Although no specific binding between Pc 4 and CL was found, oxidation of CL was demonstrated to occur in the liposome system using ESI-MS and ESI-MS/MS. For these experiments, higher doses of Pc 4 and light were used than are typically applied in our cellular studies. Note, however, that the actual photosensitizer concentration at the critical sites is not known either in cells or within the liposomes, so doses were chosen to enable identification of products of CL oxidation. The mass spectrum of CL isolated from the Pc 4-containing liposomes after photoirradiation showed two major oxidized species with mass increments of $+32$ and $+64$ from the unmodified tetralinoleoyl CL (Fig. 6 ). The MS/MS spectra suggest that the $+32$ and $+64$ are mono- and dihydroperoxidized CL species, respectively.
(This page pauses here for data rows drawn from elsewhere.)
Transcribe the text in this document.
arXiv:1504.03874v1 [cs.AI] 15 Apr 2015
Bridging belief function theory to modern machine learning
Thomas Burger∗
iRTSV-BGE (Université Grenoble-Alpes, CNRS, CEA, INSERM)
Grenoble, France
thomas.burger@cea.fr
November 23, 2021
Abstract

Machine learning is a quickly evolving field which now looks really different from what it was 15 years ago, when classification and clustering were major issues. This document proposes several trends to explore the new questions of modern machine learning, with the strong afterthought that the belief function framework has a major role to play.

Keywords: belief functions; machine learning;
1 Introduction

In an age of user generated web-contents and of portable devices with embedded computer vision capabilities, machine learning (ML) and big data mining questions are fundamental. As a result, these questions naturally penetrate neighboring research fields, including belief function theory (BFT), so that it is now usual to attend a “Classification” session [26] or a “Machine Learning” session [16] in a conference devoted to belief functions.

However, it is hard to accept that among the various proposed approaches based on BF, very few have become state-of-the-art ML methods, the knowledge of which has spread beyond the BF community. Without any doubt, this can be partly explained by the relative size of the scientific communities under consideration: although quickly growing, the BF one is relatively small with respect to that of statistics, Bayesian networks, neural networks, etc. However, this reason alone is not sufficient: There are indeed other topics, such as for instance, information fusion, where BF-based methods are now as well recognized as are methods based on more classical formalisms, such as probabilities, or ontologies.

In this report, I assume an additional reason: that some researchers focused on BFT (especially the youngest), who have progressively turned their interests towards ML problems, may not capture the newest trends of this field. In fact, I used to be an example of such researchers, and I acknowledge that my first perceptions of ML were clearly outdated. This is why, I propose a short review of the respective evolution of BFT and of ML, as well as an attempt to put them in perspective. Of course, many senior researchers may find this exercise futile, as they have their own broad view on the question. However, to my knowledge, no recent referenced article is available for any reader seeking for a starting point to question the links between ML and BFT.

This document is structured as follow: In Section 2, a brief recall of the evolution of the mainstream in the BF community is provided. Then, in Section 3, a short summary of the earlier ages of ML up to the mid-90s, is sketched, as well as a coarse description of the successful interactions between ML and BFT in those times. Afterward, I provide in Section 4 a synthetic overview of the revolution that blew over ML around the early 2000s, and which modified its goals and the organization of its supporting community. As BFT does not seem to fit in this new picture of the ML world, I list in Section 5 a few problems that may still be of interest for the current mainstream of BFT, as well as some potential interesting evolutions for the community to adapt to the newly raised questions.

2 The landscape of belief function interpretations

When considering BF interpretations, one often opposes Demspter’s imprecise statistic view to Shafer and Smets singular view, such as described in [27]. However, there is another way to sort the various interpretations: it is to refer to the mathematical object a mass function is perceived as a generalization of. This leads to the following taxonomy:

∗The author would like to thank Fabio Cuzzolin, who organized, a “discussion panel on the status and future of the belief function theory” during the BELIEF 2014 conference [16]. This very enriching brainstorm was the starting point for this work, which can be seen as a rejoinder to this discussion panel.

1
These could be produced directly by PDT-generated singlet oxygen, or they might result from radical chain reactions initiated and propagated within the CL pool.^{28, 29}

Fig. 6

ESI-MS spectra of CL extracted from liposomes. Liposomes with Pc 4 were prepared as described in Sec. 2. Control liposomes were kept in the dark in the presence of Pc 4, while experimental liposomes were irradiated with $100\mathrm{mW}∕{\mathrm{cm}}^2$ red light at room temperature for $40\min$ . The peak at $m∕z$ 1447.8 is ${\left[\mathrm{M}\text{-}{\mathrm{H}}^{+}\right]}^{-}$ of tetralinoleoyl CL.

Disclosures

Two of the authors, MEK and NLO, are inventors on patents concerning Pc 4-PDT and are associated with Fluence Therapeutics, Inc., a company developing photodynamic therapy with the photosensitizer Pc 4.